WASHINGTON, D.C., November 4, 2014 – On Tuesday, in an interview with TV One, First Lady Michelle Obama said that African-Americans should vote straight Democratic party ticket regardless of who was on the ballot or what stances the candidate held. The interview took place on the network’s “NewOne Now” program with host Roland Martin.
The First Lady stated, “That’s my message to voters. This isn’t about Barack. It’s not about the person on that ballot. It’s about you, and for most of the people we are talking to a Democratic ticket is the clear ticket that we should be voting on regardless of who said what or did this. That shouldn’t even come into the equation.”
The Democratic party is facing a most-likely defeat in the Senate this election cycle, and has focused heavily on mobilizing African-American voters for Tuesday’s election in a Hail Mary attempt to maintain control of Congress.
Obama went on to state, “Voting is critical no matter who’s on the ballot. And that’s one of the things we have to continuously work on in our communities of new voters, folks who maybe voted for the first time because they voted for Barack Obama, young people who voted for the first time because they were inspired by this president.”
The statements by Obama on the cable channel program, geared towards attracting an African-American demographic, embody claims levied by multiple members of the Republican party against Democrats in recent weeks, accusing the democratic party of playing the race card leading up to the 2014 midterm elections.
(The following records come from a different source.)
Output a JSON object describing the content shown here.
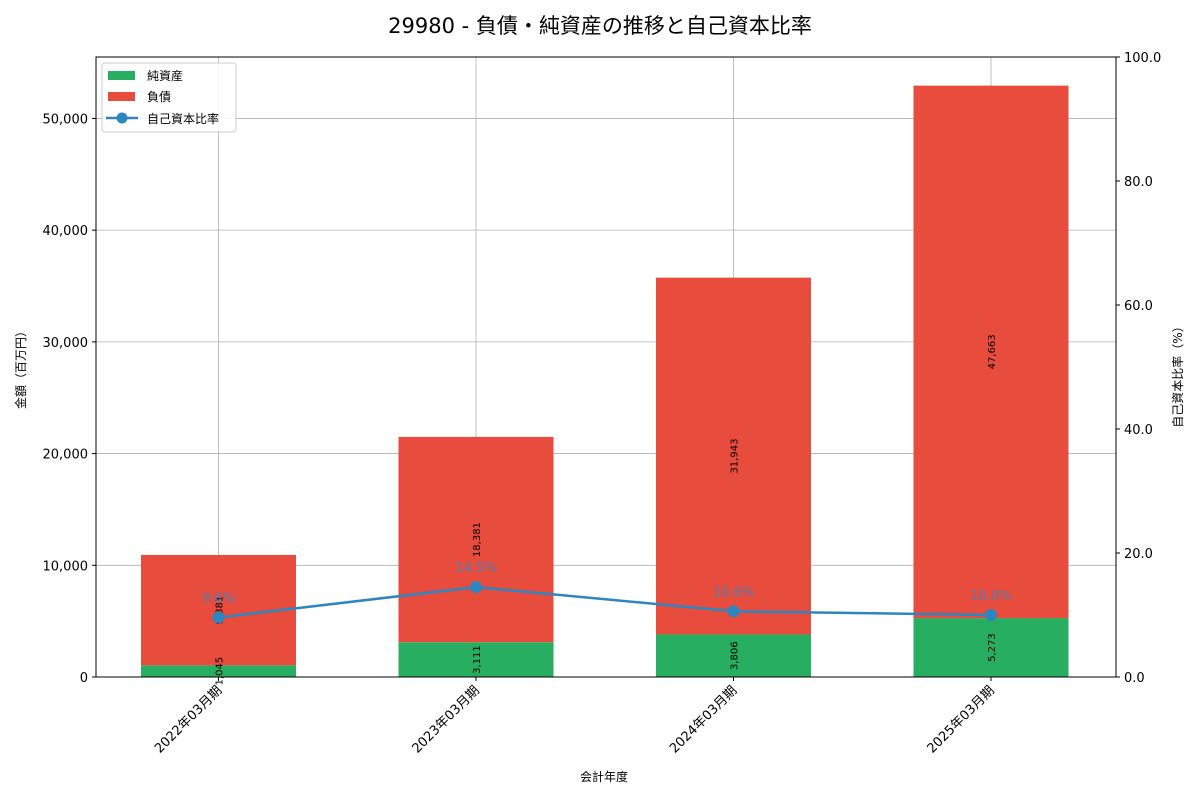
{
  "chart_data": {
    "type": "bar",
    "stacked": true,
    "title": "29980 - 負債・純資産の推移と自己資本比率",
    "xlabel": "会計年度",
    "ylabel": "金額（百万円）",
    "ylabel_right": "自己資本比率（%）",
    "categories": [
      "2022年03月期",
      "2023年03月期",
      "2024年03月期",
      "2025年03月期"
    ],
    "series": [
      {
        "name": "純資産",
        "type": "bar",
        "color": "#27ae60",
        "values": [
          1045,
          3111,
          3806,
          5273
        ],
        "labels": [
          "1,045",
          "3,111",
          "3,806",
          "5,273"
        ]
      },
      {
        "name": "負債",
        "type": "bar",
        "color": "#e74c3c",
        "values": [
          9881,
          18381,
          31943,
          47663
        ],
        "labels": [
          "9,881",
          "18,381",
          "31,943",
          "47,663"
        ]
      },
      {
        "name": "自己資本比率",
        "type": "line",
        "axis": "right",
        "color": "#2e86c1",
        "values": [
          9.6,
          14.5,
          10.6,
          10.0
        ],
        "labels": [
          "9.6%",
          "14.5%",
          "10.6%",
          "10.0%"
        ]
      }
    ],
    "ylim": [
      0,
      55500
    ],
    "yticks": [
      0,
      10000,
      20000,
      30000,
      40000,
      50000
    ],
    "ytick_labels": [
      "0",
      "10,000",
      "20,000",
      "30,000",
      "40,000",
      "50,000"
    ],
    "ylim_right": [
      0,
      100
    ],
    "yticks_right": [
      0,
      20,
      40,
      60,
      80,
      100
    ],
    "ytick_labels_right": [
      "0.0",
      "20.0",
      "40.0",
      "60.0",
      "80.0",
      "100.0"
    ],
    "grid": true,
    "legend_position": "upper left"
  }
}
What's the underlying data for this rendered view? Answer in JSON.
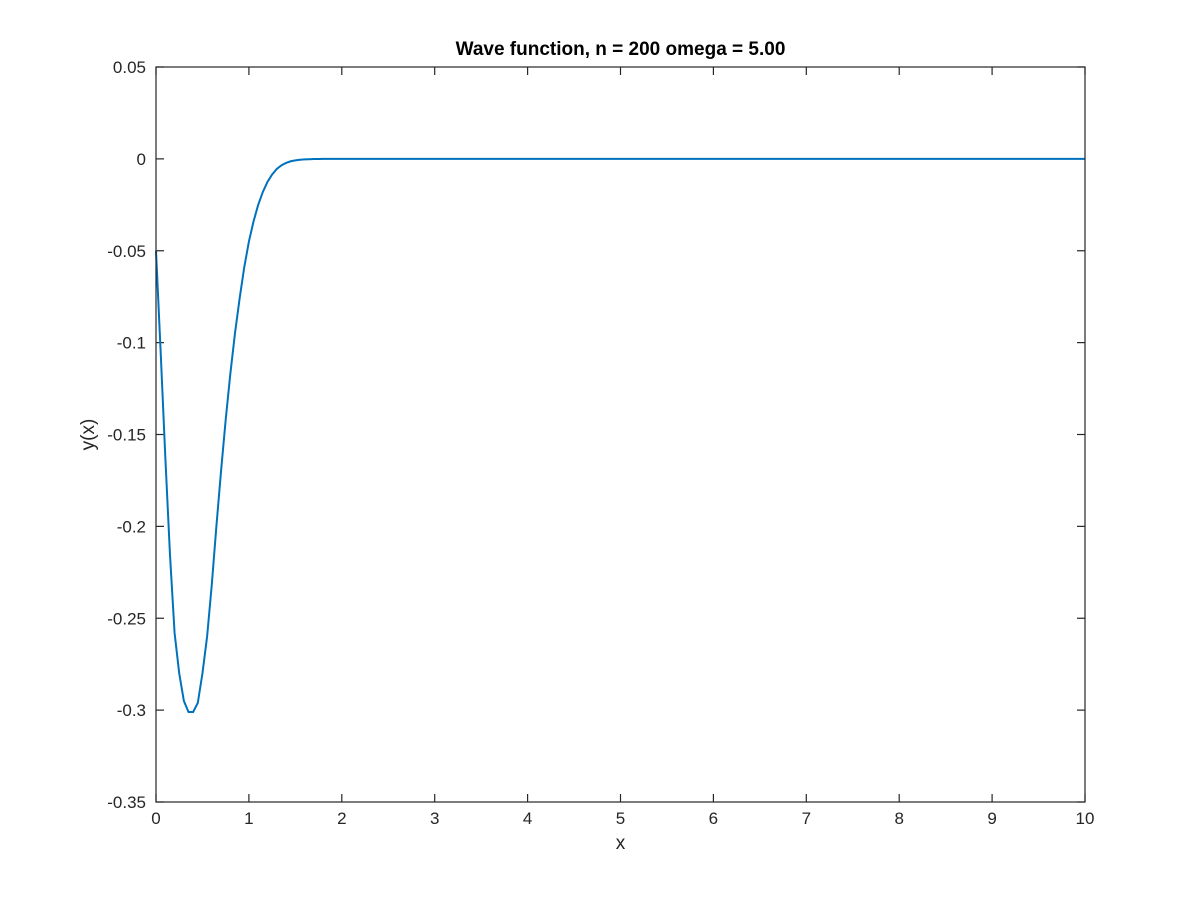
{
  "chart_data": {
    "type": "line",
    "title": "Wave function, n = 200 omega = 5.00",
    "xlabel": "x",
    "ylabel": "y(x)",
    "xlim": [
      0,
      10
    ],
    "ylim": [
      -0.35,
      0.05
    ],
    "xticks": [
      0,
      1,
      2,
      3,
      4,
      5,
      6,
      7,
      8,
      9,
      10
    ],
    "xtick_labels": [
      "0",
      "1",
      "2",
      "3",
      "4",
      "5",
      "6",
      "7",
      "8",
      "9",
      "10"
    ],
    "yticks": [
      0.05,
      0,
      -0.05,
      -0.1,
      -0.15,
      -0.2,
      -0.25,
      -0.3,
      -0.35
    ],
    "ytick_labels": [
      "0.05",
      "0",
      "-0.05",
      "-0.1",
      "-0.15",
      "-0.2",
      "-0.25",
      "-0.3",
      "-0.35"
    ],
    "grid": false,
    "series": [
      {
        "color": "#0072BD",
        "x": [
          0,
          0.05,
          0.1,
          0.15,
          0.2,
          0.25,
          0.3,
          0.35,
          0.4,
          0.45,
          0.5,
          0.55,
          0.6,
          0.65,
          0.7,
          0.75,
          0.8,
          0.85,
          0.9,
          0.95,
          1.0,
          1.05,
          1.1,
          1.15,
          1.2,
          1.25,
          1.3,
          1.35,
          1.4,
          1.45,
          1.5,
          1.55,
          1.6,
          1.65,
          1.7,
          1.75,
          1.8,
          1.9,
          2.0,
          2.2,
          2.5,
          3,
          4,
          5,
          6,
          7,
          8,
          9,
          10
        ],
        "y": [
          -0.05,
          -0.105,
          -0.162,
          -0.215,
          -0.258,
          -0.28,
          -0.295,
          -0.301,
          -0.301,
          -0.296,
          -0.28,
          -0.26,
          -0.232,
          -0.2,
          -0.17,
          -0.142,
          -0.117,
          -0.095,
          -0.076,
          -0.059,
          -0.045,
          -0.034,
          -0.025,
          -0.018,
          -0.0125,
          -0.0085,
          -0.0055,
          -0.0035,
          -0.0022,
          -0.0013,
          -0.0008,
          -0.0005,
          -0.0003,
          -0.0002,
          -0.0001,
          -5e-05,
          -3e-05,
          -1e-05,
          0,
          0,
          0,
          0,
          0,
          0,
          0,
          0,
          0,
          0,
          0
        ]
      }
    ]
  }
}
Democratic candidates in the south have reportedly gone as far as using images of Trayvon Martin and Michael Brown in recent campaign ads to invoke memories of Jim Crow-era segregation and play up fears of intimidation, repression and inequality in an effort to blame these issues on the Republican party.
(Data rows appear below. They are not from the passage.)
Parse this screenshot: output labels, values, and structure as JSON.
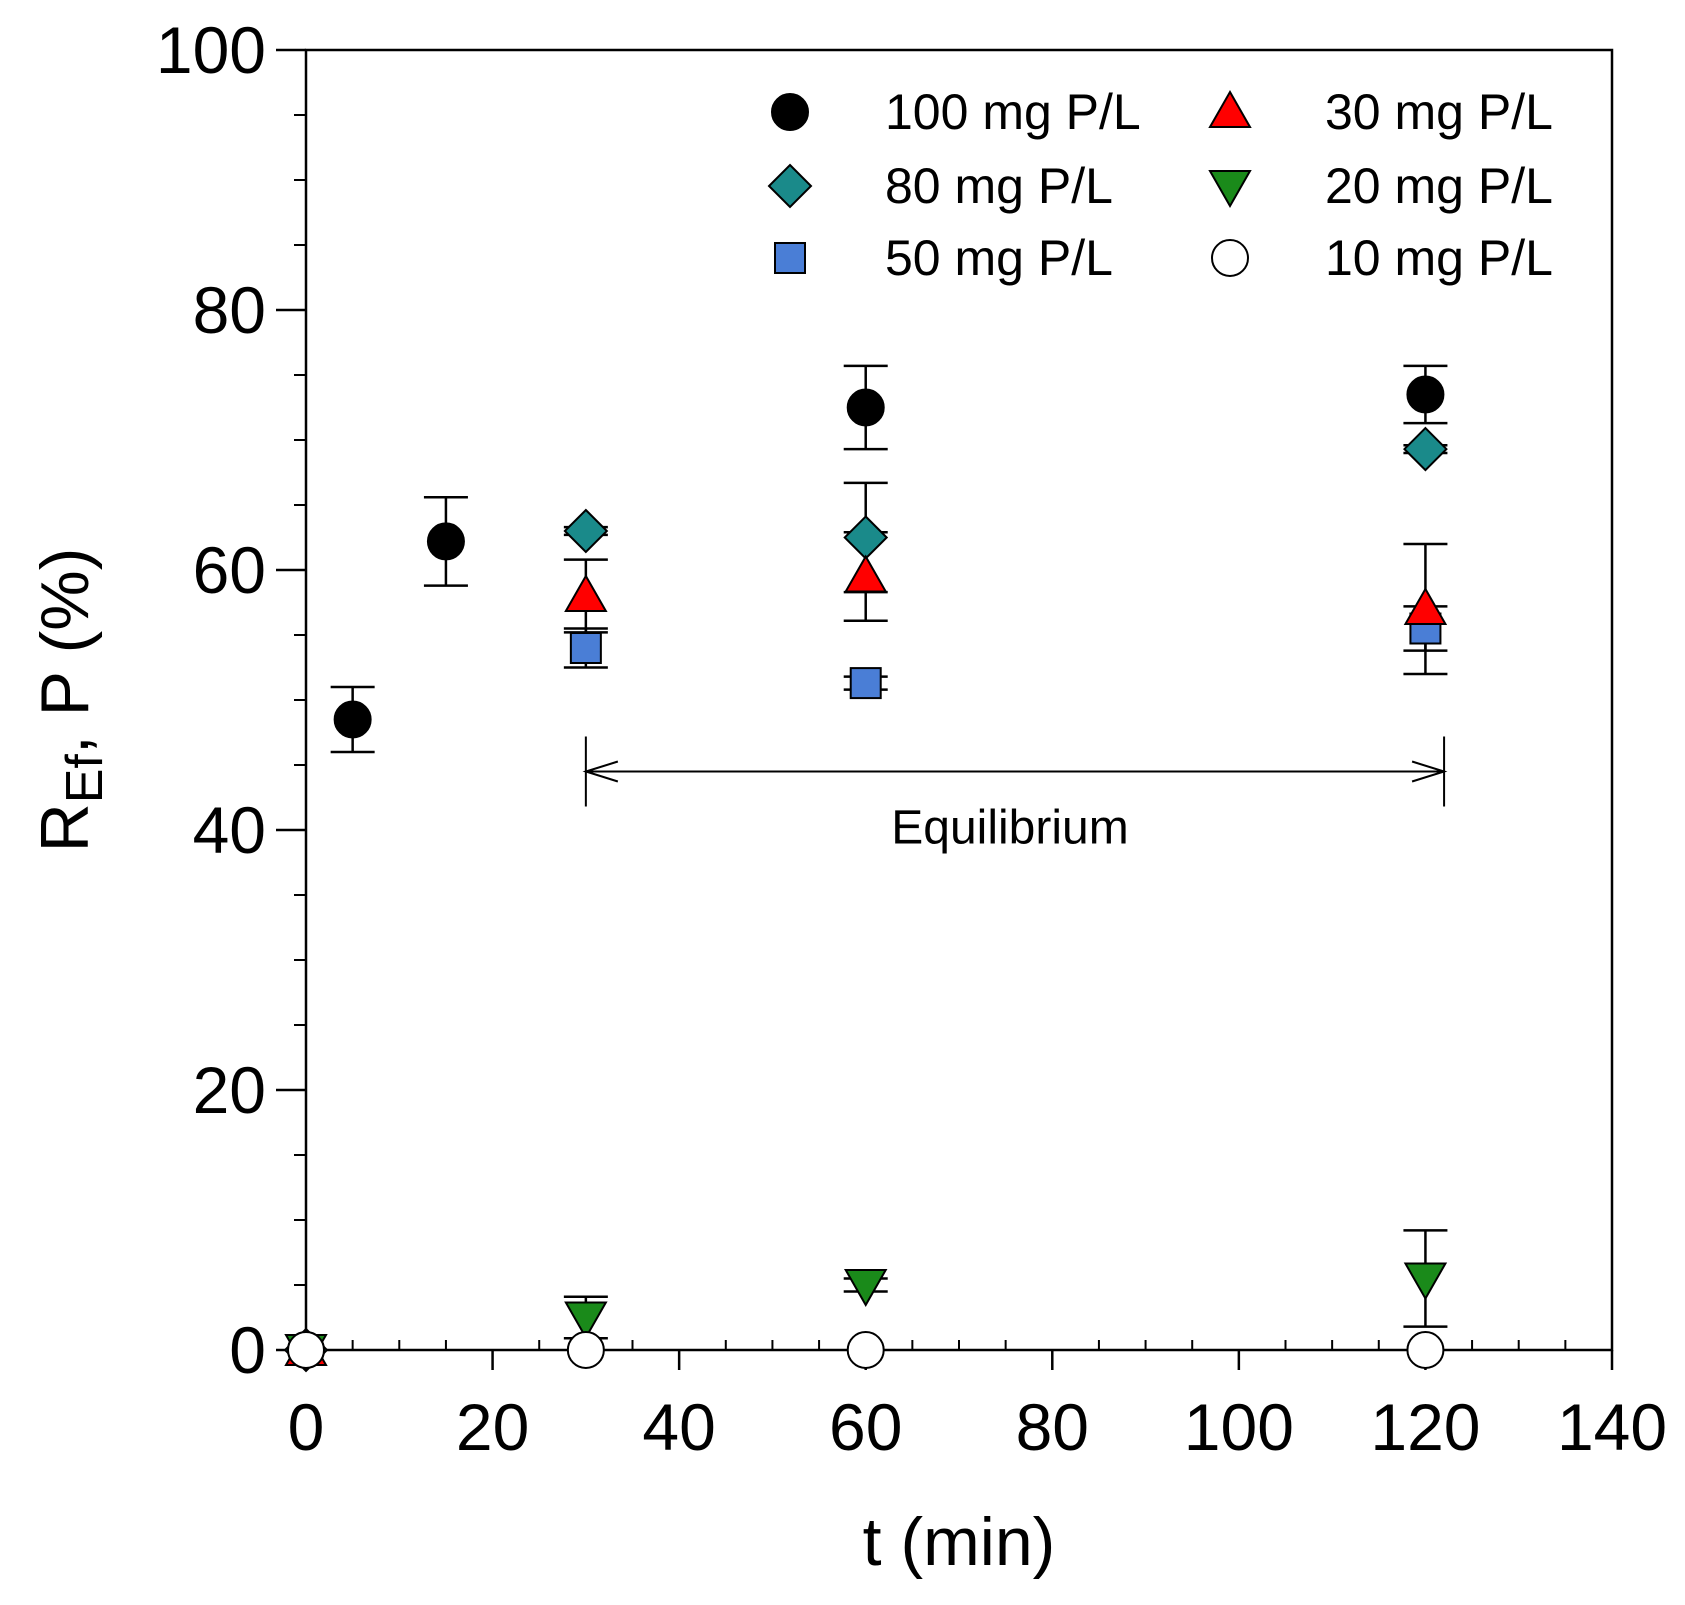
{
  "chart_data": {
    "type": "scatter",
    "title": "",
    "xlabel": "t (min)",
    "ylabel": {
      "main": "R",
      "subscript": "Ef",
      "rest": ", P (%)"
    },
    "xlim": [
      0,
      140
    ],
    "ylim": [
      0,
      100
    ],
    "x_ticks": [
      0,
      20,
      40,
      60,
      80,
      100,
      120,
      140
    ],
    "x_tick_labels": [
      "0",
      "20",
      "40",
      "60",
      "80",
      "100",
      "120",
      "140"
    ],
    "y_ticks": [
      0,
      20,
      40,
      60,
      80,
      100
    ],
    "y_tick_labels": [
      "0",
      "20",
      "40",
      "60",
      "80",
      "100"
    ],
    "x_minor_step": 5,
    "y_minor_step": 5,
    "grid": false,
    "legend_position": "top-right",
    "series": [
      {
        "name": "100 mg P/L",
        "marker": "circle",
        "fill": "#000000",
        "points": [
          {
            "x": 0,
            "y": 0,
            "err": 0
          },
          {
            "x": 5,
            "y": 48.5,
            "err": 2.5
          },
          {
            "x": 15,
            "y": 62.2,
            "err": 3.4
          },
          {
            "x": 60,
            "y": 72.5,
            "err": 3.2
          },
          {
            "x": 120,
            "y": 73.5,
            "err": 2.2
          }
        ]
      },
      {
        "name": "80 mg P/L",
        "marker": "diamond",
        "fill": "#1a8a8a",
        "points": [
          {
            "x": 0,
            "y": 0,
            "err": 0
          },
          {
            "x": 30,
            "y": 63,
            "err": 0.3
          },
          {
            "x": 60,
            "y": 62.5,
            "err": 4.2
          },
          {
            "x": 120,
            "y": 69.3,
            "err": 0.3
          }
        ]
      },
      {
        "name": "50 mg P/L",
        "marker": "square",
        "fill": "#4a7ed6",
        "points": [
          {
            "x": 0,
            "y": 0,
            "err": 0
          },
          {
            "x": 30,
            "y": 54,
            "err": 1.5
          },
          {
            "x": 60,
            "y": 51.3,
            "err": 0.5
          },
          {
            "x": 120,
            "y": 55.5,
            "err": 1.7
          }
        ]
      },
      {
        "name": "30 mg P/L",
        "marker": "triangle-up",
        "fill": "#ff0000",
        "points": [
          {
            "x": 0,
            "y": 0,
            "err": 0
          },
          {
            "x": 30,
            "y": 58,
            "err": 2.8
          },
          {
            "x": 60,
            "y": 59.5,
            "err": 3.4
          },
          {
            "x": 120,
            "y": 57,
            "err": 5
          }
        ]
      },
      {
        "name": "20 mg P/L",
        "marker": "triangle-down",
        "fill": "#1a8a1a",
        "points": [
          {
            "x": 0,
            "y": 0,
            "err": 0
          },
          {
            "x": 30,
            "y": 2.5,
            "err": 1.6
          },
          {
            "x": 60,
            "y": 5,
            "err": 0.5
          },
          {
            "x": 120,
            "y": 5.5,
            "err": 3.7
          }
        ]
      },
      {
        "name": "10 mg P/L",
        "marker": "circle",
        "fill": "#ffffff",
        "points": [
          {
            "x": 0,
            "y": 0,
            "err": 0
          },
          {
            "x": 30,
            "y": 0,
            "err": 0
          },
          {
            "x": 60,
            "y": 0,
            "err": 0
          },
          {
            "x": 120,
            "y": 0,
            "err": 0
          }
        ]
      }
    ],
    "annotations": [
      {
        "text": "Equilibrium",
        "x_start": 30,
        "x_end": 122,
        "y": 44.5
      }
    ]
  }
}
According to a recent article by The New York Times, Democrats across the country, and especially those locked in tight Senate races throughout the south, have heavily relied on racially charged campaign messages to mobilize their base and increase favorability with potential minority voters.
Republicans have frequently accused Democrats of being unable to run on their own merit and party platforms this election cycle; and have repeatedly pointed out the tendency of Democratic candidates to rely on racially charged, unjust fear-mongering tactics in their campaigns.